Efforts at geoengineering: from farms to desert lakes
There have been several efforts in the MENACA region to counter climate change. One such project is the Al-Baydha initiative in Saudi Arabia that aims to reverse desertification in a region just south of Makkah. Another such project was conducted in the Wadi Rum region of Jordan. The results in these projects have been extremely promising, and there needs to be more interested in the irrigation of historically-productive land that has fallen into disuse due to mismanagement: the Euphrates, the Nile, the Amu and Syr Darya and others. Yet these remain small scale attempts at geoengineering. What if we think bigger and bring to bear the vast technological power and material resources we have at our disposal to work on large-scale geoengineering projects?

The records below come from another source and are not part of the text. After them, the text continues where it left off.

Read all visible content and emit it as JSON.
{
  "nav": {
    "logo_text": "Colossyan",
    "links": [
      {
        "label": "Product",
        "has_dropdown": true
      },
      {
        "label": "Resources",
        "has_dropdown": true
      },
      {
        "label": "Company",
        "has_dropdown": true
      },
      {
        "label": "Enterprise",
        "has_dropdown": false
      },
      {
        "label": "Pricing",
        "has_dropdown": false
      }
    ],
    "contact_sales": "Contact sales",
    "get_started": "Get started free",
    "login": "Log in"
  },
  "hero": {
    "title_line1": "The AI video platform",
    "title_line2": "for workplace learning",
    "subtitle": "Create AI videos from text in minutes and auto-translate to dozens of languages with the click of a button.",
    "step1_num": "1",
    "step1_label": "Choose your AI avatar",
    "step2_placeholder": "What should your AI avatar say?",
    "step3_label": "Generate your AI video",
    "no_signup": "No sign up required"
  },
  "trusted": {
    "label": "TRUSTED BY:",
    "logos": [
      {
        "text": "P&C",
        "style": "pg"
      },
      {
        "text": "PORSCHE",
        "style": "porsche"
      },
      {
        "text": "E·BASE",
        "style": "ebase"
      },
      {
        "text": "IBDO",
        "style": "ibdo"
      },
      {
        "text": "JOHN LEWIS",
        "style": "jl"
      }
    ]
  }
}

A company operating in Tunisia has proposed digging tunnels connecting the various salt flats dispersed across central Tunisia and Algeria so that the Mediterrenean Sea can fill it up. The benefits would be quite clear: hitherto in-land regions with high poverty rates would have trade routes to the Mediterranean Sea and then the world, connecting an inner Algerian or Tunisian farmer to world markets in Shanghai and London. The ecological effects are less certain, but no less promising. Large bodies of water cutting through central Tunisia and into the Algerian desert would form a barrier against the Sahara, with an endless supply of water coming in from the sea that would then have effects on evaporation, water retention in the atmosphere, and a long-term shift in the environment around these new bodies of water that can sustain life.
There has been recurrent interest in the blowing up of land from the Mediterranean to the Qattara depression, a region well below sea level in western Egypt, so that the Mediterranean can fill it up and create an in-land sea in much the same manner as the project in Tunisia above. Its benefits would also be similar: a large body of water would have a cooling effect on the climate with more water in the atmosphere and more rain, trade, fishing and agriculture opportunities would open up, settlements can expand westwards from the packed Nile Delta and there is also the strong possibility of generating significant amounts of renewable hydroelectric power.
The Aral Sea was once the world’s fourth largest lake. The Soviet Union began large-scale plans to divert water from the sea to irrigate land in the desert for cash crops. The cash crops never materialised, and instead we got ecological collapse and the near-extinction of the Aral Sea. This is an example of engineering that sought to exploit nature, not work with it to make the Earth greener. The Kazakhstani government is one of the few Muslim governments that have portrayed a distinctly Governance Futurist ethos in their approach to governance, and this has been applied in their efforts in reviving the Aral Sea which is seeing positive results, although there is clearly a long way to go.
These and other plans that have been floated by adventurers and engineers over the past few centuries. However, we lacked the means to contemplate such large-scale projects and investment - until today. Inventors like Elon Musk are pushing the boundaries of the probable and have shown a willingness to defy expectations and criticism while committing huge amounts of resources - and their lives - to "crazy" causes.
If MENACA is to survive, it will need MENACA-native people who think about matters on a complex scale and work towards solving them. The future of human civilisation in these regions may well depend on geoengineering crazies with ambitious plans to reshape the surface of the Earth.